As the momentum is a conservative quantity, I have thought that p (before collision) = p(after collision).
Since p (before collision) = 12, I wanted to use that result to find p (after collision) and then find the speed of the ball B.
So p(after collision) = ma x v + mb x v = 12
So 12 = v ( 2 + mb)
However I have two unknown variables here, so I can't find the speed and obviously, the mass of the ball B.

 

[TSny]

Suppose you take the positive direction to be toward the right. Do both balls have the same sign of momentum after the collision? Did you take this into account?

Try to use all the information in the problem. What does "perfectly elastic collision" mean to you?

 

[RedDelicious]

Do you know what it means for the collision to be perfectly elastic?

 

[ShaddollDa9u]

Wikipedia says "An elastic collision is an encounter between two bodies in which the total kinetic energy of the two bodies after the encounter is equal to their total kinetic energy before the encounter."

So according to that, we will also have :
(1/2)ma*va² + (1/2) mb*vb² = (1/2)ma*va'² + (1/2) mb*vb'² (where va' and vb' are the speed after the collision)
So we have 36 = v² * (1 + m/2 )

Then I planned to use the first equation found (12 = v ( 2 + mb)) and solve the system to find the speed and the mass, is that correct ??

 

[TSny]

Wikipedia says "An elastic collision is an encounter between two bodies in which the total kinetic energy of the two bodies after the encounter is equal to their total kinetic energy before the encounter."

So according to that, we will also have :
(1/2)ma*va² + (1/2) mb*vb² = (1/2)ma*va'² + (1/2) mb*vb'² (where va' and vb' are the speed after the collision)
So we have 36 = v² * (1 + m/2 )

Good.

Then I planned to use the first equation found (12 = v ( 2 + mb)) and solve the system to find the speed and the mass, is that correct ??

This equation is written incorrectly.
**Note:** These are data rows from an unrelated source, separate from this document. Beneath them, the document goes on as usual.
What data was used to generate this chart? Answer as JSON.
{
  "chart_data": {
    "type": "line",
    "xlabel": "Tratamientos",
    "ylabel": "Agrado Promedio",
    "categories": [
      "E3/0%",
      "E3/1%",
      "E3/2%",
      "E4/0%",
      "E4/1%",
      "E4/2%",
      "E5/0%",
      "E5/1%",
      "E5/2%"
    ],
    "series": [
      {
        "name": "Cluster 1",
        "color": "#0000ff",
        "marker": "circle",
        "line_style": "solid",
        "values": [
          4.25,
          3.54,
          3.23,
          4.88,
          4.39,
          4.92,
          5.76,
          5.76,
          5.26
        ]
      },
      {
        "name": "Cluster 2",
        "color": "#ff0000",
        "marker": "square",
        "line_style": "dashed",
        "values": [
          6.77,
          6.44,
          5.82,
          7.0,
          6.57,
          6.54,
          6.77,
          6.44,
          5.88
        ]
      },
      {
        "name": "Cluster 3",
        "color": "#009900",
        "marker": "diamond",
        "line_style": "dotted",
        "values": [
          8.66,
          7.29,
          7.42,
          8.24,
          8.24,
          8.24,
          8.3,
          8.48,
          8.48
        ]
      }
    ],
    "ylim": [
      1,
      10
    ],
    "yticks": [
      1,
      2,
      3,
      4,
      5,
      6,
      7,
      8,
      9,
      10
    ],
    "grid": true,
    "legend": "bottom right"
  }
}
Please see the first part of post #2.

 

[ShaddollDa9u]

I couldn't get it, does the sign of the momentum of A is inversed after the collision ?

So ma * va + mb * vb = - (ma * va') + mb * vb' ??

 

[TSny]

I couldn't get it, does the sign of the momentum of A is inversed after the collision ?

So ma * va + mb * vb = - (ma * va') + mb * vb' ??

This is correct if va' and vb' represent the final speeds of the particles.

If you are uncertain about this, we can discuss it in more detail.

 

[I have a Dream]

m1v1/(m2-m1)=V
This mass thing is getting to my head. Are you still trying to figure it out?